5 things to know about getting started with AI/ML


Companies around the world are investing tens of billions of dollars on artificial intelligence (AI) and machine learning (ML) and for good reason.

Alan Gibson, VP EMEA at Alteryx explains that these technologies have real business-altering potential and that’s why Gartner’s Enter the Age of Analytics report predicts that by 2023, AI and deep-learning techniques will be the two most common approaches for new applications of data science.

But despite the promise, few companies have been able to successfully implement and deploy this technology as part of their overall data and analytics strategy—according to Gartner, 46 percent of CIOs have developed plans to deploy AI but just 4 percent have made the concept a reality.

The truth is that it will take years before many organisations realise the true potential of AI and ML, but it is never too early to lay the groundwork now for an AI-driven future. In fact, if an organisation is not already thinking about what an AI strategy looks like, its competition is likely one step ahead. There’s no time to waste, so here are five important points to consider when getting started with AI and ML.

Ask the right questions. There are four things organisations need to be thinking about when it comes to a future-proof data strategy. What data is available within the walls of my organisation? What data do we need to acquire externally to drive differentiation?

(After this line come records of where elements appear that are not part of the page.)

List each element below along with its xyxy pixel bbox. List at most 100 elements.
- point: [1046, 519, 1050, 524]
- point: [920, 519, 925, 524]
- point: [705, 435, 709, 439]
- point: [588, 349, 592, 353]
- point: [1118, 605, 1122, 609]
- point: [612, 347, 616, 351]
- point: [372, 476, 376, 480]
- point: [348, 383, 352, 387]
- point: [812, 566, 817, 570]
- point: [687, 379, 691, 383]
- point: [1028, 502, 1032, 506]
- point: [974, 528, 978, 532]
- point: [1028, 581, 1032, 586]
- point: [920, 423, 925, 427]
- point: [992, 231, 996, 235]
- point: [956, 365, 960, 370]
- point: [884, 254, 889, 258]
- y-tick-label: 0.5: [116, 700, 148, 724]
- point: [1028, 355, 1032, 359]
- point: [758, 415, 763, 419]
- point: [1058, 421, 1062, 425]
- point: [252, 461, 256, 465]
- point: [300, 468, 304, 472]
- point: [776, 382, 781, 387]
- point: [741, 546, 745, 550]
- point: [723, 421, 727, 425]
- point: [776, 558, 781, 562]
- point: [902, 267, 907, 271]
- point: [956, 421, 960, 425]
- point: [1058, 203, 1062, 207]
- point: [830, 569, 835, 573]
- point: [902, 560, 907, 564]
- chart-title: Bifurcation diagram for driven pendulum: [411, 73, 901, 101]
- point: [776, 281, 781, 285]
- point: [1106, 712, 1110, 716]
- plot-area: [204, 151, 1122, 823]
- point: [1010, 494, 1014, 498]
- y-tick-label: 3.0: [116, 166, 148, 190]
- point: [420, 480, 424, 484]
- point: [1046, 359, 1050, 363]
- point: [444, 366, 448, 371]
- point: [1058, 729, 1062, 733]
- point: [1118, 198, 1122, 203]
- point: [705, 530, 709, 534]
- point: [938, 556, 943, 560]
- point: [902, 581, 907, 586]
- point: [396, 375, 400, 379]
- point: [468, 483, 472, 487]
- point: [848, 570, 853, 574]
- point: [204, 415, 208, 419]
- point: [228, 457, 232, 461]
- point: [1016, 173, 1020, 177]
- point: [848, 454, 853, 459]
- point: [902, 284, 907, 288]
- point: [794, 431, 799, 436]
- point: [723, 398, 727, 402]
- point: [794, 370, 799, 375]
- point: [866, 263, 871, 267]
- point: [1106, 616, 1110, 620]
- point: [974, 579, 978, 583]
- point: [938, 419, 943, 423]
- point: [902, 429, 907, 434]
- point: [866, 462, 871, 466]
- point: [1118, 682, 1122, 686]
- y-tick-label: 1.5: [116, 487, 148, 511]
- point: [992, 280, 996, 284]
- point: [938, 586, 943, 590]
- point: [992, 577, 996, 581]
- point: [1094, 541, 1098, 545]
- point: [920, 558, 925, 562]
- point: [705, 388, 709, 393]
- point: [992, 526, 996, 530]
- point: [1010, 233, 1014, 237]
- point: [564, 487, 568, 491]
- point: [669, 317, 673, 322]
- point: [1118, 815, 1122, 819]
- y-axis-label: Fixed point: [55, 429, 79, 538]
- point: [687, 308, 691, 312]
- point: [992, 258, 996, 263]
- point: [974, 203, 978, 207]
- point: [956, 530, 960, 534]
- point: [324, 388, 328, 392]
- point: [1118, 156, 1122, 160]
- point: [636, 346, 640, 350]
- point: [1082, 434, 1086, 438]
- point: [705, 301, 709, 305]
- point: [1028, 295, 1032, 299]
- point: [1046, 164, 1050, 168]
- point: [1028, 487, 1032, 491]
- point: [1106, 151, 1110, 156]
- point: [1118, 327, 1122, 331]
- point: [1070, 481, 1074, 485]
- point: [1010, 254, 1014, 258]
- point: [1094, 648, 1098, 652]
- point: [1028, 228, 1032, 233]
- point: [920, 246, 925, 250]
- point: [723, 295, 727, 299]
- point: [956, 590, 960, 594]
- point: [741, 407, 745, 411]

Is our data available in a way that can be readily available for machine learning and AI? And perhaps most importantly – where can we upskill our line-of-business, what requires pure data science and AI know-how and what can IT manage? The answer to these questions should serve as the foundation to your strategy.

Take a multi-year approach. Successful AI/ML implementation does not happen overnight. The smartest organisations take a multi-year approach to data acquisition and strategy, focused on compiling data from different sources and silos—often built around a Center of Excellence (CoE)—and investing in the right technologies and people to lay the foundation. At the same time, these organisations look to cloud-based offerings from companies like Amazon, Microsoft and others to create intermediate data storage that can support diverse use cases as strategies progress over time.

Always put humans at the center of the strategy. A recent study from ZipRecruiter found that “the most successful applications of AI have been when used in partnership with humans, rather than as a replacement.” That’s why, according to the study, AI has created three times as many jobs as it killed last year—and companies are continuing to invest in talent with data skills despite the advancement of automation technologies. The World Economic Forumpredicts that data-related jobs will be the most in demand within the next four to five years, along with AI and ML specialists.

Build a multidisciplinary team. A diverse team that incorporates AI experts, data scientists and line-of-business analysts presents a more holistic approach to AI/ML, as the overall project encompasses the data collection process all the way to the data mining activities, machine learning and automation. Those who are able to engage with the data gathering, processing and training will be able to optimize their contribution to their organisations, and seriously enhance their individual or corporate ability to achieve goals.

Bridge the skills gaps. There is increased demand for any data worker, regardless of technical acumen, to do more with data, and organisations need to look for ways to up-level skillsets, build models in understandable and transparent ways and generally bridge the skills gaps across the organisation.Since AI data design requires “data speak” to help build workflows, organisations must implement technologies such as augmented analytics that automate data prep, insight discovery and data science (i.e. autoML) all while communicating actions to roles with less AI know-how.

Artificial intelligence and machine learning will undoubtedly shake up the business world and life as we know it in years to come, and organisations need to empower each and every human member of their business to be thinking about how to leverage the technology. No matter how AI and ML evolves, data will always be at the forefront and one of the most important drivers of success and true digital disruption. A smart approach to data now will guide the way for a successful AI-driven future.